The paper by Xu et al describes application of DL models for the classification of breast cancer based on MRI images and patient data analysis. Theme of the study is important and unteresting to a wide range of readers. The text is easy to read and contains all required information. The authors provided data about models architecture, training process and achieved results. The main findings are described at the text while details of the study are presented in the supplementary sections; such presentation of material is very comfortable for the readers. Thus, the paper leaves positive impression. So I recommend to publish this paper after correction of minor issues:

Please provide CI values in figure 3 as well as in figuress B3-6.
Number of cited references is quite limited. I propose to add about 15 references to the studies in the field. Such references may be added in the discussion section.
Couclusion is very limited and too general. Please add exact obtained values and some ideas about further implementation of the proposed method into clinical practice.

Author Response

Please provide CI values in figure 3 as well as in figures B3-6.

Figure 3 summarizes B3 and B6. Including the confidence intervals (CIs) for each model within the figure would make the figure very busy and difficult to read. In the revised manuscript, we clarified that the CIs for each model in Figure 3 can be found in the appendix figures.

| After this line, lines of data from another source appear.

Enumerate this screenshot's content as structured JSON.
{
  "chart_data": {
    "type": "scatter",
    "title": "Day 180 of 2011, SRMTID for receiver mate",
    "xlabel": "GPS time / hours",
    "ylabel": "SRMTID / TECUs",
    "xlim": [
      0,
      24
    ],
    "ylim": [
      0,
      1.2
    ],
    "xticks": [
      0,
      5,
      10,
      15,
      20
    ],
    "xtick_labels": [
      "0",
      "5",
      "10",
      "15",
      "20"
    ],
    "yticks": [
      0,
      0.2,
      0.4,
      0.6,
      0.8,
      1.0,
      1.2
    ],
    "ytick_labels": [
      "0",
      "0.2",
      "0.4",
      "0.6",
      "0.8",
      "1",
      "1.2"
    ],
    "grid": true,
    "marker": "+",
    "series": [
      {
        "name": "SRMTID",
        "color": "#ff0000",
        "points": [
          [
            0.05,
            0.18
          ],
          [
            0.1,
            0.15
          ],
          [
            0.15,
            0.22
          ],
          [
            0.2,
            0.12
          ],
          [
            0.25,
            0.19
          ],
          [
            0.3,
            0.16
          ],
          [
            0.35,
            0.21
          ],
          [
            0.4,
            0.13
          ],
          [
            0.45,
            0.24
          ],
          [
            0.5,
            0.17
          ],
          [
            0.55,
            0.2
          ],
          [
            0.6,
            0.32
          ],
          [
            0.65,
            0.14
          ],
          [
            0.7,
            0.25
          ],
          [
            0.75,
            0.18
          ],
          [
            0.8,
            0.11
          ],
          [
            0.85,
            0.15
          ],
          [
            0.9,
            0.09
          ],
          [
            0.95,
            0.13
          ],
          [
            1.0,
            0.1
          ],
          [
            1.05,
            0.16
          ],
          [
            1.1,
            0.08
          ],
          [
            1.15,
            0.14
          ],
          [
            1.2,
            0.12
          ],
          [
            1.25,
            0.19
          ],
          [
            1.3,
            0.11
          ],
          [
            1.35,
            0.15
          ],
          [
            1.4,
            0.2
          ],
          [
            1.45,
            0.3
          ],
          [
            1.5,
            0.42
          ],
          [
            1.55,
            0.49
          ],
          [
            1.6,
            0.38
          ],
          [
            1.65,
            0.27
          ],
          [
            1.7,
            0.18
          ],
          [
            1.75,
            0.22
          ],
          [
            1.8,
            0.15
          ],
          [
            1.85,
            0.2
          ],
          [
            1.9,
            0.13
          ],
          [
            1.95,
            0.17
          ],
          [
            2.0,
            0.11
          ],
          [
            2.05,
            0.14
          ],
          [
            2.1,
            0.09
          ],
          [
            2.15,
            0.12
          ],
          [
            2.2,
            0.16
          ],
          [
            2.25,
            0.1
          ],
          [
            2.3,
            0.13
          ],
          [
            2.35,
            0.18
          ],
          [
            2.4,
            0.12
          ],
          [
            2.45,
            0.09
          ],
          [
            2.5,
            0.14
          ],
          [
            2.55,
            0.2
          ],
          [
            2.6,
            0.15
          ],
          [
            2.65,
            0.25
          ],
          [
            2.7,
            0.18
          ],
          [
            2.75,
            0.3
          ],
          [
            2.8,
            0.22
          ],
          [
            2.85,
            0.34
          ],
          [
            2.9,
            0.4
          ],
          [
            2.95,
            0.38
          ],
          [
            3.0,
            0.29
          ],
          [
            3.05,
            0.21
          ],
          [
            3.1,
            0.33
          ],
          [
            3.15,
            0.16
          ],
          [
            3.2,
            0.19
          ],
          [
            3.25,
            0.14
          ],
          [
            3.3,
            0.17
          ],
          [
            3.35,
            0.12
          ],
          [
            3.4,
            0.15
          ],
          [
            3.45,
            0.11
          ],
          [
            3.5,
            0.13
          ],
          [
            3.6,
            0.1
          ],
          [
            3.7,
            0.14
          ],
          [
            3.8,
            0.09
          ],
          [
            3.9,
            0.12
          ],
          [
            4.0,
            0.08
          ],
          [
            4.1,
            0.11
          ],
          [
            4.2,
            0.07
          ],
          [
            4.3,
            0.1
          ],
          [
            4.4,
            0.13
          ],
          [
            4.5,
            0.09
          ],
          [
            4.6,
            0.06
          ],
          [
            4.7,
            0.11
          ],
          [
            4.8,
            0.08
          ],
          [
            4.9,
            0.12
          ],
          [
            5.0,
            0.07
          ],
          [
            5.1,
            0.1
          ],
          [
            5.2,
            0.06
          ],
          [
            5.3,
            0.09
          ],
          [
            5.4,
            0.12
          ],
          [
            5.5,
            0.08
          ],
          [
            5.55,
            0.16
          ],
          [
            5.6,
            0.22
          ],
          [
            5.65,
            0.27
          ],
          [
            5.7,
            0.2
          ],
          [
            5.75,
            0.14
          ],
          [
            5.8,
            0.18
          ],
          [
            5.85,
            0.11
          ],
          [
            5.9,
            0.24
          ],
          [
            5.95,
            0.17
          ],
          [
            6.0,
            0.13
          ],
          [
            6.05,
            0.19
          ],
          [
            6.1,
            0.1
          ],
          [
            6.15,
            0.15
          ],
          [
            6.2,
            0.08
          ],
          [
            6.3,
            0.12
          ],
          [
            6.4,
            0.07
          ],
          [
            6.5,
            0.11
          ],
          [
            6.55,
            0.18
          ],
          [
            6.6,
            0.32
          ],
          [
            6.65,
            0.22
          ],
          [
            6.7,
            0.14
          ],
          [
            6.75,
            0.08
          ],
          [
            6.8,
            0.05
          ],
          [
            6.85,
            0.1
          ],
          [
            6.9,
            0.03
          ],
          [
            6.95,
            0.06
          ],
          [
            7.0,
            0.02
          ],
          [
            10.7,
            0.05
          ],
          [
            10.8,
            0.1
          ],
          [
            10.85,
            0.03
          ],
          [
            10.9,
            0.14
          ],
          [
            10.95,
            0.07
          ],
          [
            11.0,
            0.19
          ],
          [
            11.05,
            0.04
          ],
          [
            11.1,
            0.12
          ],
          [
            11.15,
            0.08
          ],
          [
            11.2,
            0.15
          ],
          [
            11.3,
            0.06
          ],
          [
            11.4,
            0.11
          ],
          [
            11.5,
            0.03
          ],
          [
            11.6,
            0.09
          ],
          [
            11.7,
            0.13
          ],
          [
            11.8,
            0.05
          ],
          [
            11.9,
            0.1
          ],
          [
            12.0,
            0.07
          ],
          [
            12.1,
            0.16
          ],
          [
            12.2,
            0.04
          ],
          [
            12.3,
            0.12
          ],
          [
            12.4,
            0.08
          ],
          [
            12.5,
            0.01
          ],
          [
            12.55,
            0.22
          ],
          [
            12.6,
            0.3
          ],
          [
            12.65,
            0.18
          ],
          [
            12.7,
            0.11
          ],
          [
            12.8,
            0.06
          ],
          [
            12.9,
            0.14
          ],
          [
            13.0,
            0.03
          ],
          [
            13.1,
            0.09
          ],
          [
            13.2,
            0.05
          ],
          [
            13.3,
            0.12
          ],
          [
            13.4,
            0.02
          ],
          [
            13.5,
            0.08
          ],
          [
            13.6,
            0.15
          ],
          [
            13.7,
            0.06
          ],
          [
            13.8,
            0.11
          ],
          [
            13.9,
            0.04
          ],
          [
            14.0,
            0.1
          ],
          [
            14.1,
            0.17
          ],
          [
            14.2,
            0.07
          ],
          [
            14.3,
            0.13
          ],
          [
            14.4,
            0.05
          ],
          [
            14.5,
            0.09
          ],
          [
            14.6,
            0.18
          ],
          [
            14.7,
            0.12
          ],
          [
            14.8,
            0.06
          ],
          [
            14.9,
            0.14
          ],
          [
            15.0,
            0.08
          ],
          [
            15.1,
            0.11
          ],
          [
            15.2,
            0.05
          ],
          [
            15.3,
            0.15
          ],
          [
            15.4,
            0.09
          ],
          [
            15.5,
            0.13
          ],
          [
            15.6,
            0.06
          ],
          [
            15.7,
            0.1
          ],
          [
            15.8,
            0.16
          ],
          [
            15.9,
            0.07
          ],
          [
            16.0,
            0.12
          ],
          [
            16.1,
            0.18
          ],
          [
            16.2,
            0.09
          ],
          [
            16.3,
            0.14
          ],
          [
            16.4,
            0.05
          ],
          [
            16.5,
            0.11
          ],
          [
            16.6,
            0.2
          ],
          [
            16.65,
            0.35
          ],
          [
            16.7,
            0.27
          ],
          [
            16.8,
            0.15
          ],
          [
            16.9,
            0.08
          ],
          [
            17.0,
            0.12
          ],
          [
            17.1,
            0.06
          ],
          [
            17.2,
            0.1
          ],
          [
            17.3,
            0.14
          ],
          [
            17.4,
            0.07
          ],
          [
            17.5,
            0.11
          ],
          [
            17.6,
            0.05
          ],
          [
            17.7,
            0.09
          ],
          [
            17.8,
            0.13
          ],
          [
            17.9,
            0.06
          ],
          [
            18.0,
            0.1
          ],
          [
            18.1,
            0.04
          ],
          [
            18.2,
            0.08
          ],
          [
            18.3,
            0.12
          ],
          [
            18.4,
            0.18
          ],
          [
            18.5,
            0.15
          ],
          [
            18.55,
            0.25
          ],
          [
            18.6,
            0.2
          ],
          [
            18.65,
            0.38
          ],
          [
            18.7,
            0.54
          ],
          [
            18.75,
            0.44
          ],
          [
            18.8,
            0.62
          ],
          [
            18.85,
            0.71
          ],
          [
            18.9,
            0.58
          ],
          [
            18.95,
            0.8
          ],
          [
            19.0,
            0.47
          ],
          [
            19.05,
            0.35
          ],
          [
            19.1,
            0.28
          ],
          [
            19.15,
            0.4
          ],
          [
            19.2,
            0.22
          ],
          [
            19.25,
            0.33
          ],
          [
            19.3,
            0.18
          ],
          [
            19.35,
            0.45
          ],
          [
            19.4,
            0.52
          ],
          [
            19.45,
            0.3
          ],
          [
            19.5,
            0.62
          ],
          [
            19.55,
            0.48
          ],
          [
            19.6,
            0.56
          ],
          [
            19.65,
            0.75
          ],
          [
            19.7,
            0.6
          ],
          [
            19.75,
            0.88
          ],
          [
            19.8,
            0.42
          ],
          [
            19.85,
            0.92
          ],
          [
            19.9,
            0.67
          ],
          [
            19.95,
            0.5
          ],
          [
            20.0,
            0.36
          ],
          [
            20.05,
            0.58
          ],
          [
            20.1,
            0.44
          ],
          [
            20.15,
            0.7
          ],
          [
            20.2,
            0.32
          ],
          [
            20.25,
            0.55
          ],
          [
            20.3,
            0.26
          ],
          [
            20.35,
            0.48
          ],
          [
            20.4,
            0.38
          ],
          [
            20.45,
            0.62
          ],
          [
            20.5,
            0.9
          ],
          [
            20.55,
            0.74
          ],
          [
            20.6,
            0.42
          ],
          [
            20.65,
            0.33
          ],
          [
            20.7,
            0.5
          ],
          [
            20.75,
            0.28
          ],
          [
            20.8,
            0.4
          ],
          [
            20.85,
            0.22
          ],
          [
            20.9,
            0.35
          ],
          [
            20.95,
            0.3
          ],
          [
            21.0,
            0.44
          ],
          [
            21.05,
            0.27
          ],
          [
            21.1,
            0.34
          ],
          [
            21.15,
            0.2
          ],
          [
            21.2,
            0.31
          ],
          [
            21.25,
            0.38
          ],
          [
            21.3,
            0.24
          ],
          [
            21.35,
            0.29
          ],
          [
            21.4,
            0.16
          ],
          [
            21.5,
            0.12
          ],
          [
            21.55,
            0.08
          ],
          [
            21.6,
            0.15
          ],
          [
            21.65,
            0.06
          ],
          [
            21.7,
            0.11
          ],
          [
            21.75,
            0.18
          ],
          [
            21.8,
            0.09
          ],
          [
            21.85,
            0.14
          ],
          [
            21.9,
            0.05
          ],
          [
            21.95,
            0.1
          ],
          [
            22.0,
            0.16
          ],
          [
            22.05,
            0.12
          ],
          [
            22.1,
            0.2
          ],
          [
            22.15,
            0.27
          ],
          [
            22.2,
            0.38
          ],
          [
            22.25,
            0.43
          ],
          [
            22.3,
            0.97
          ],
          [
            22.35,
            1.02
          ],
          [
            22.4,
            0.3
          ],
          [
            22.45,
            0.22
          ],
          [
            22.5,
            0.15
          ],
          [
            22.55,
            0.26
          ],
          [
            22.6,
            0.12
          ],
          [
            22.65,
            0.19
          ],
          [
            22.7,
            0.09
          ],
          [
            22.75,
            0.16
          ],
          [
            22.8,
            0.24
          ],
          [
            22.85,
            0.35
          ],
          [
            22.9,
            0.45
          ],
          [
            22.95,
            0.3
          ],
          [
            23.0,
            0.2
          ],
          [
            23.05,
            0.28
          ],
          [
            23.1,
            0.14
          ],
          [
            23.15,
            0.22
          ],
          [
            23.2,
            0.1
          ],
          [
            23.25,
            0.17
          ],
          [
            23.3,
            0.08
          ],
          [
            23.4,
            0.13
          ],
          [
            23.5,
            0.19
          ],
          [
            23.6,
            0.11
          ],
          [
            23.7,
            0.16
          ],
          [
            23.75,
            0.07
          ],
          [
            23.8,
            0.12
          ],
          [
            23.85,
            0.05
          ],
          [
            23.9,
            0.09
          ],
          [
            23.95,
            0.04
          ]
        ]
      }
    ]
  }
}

Number of cited references is quite limited. I propose to add about 15 references to the studies in the field. Such references may be added in the discussion section.

Thank you for the suggestion. We have incorporated the reference suggested by Reviewer 1 to enhance the clinical relevance of our study. The revised manuscript now includes a total of 36 references, which is comparable to most publications in Cancers.

Conclusion is very limited and too general. Please add exact obtained values and some ideas about further implementation of the proposed method into clinical practice.

Thank you for the suggestion. We expanded the limitation and conclusion section in the revised manuscript as suggested.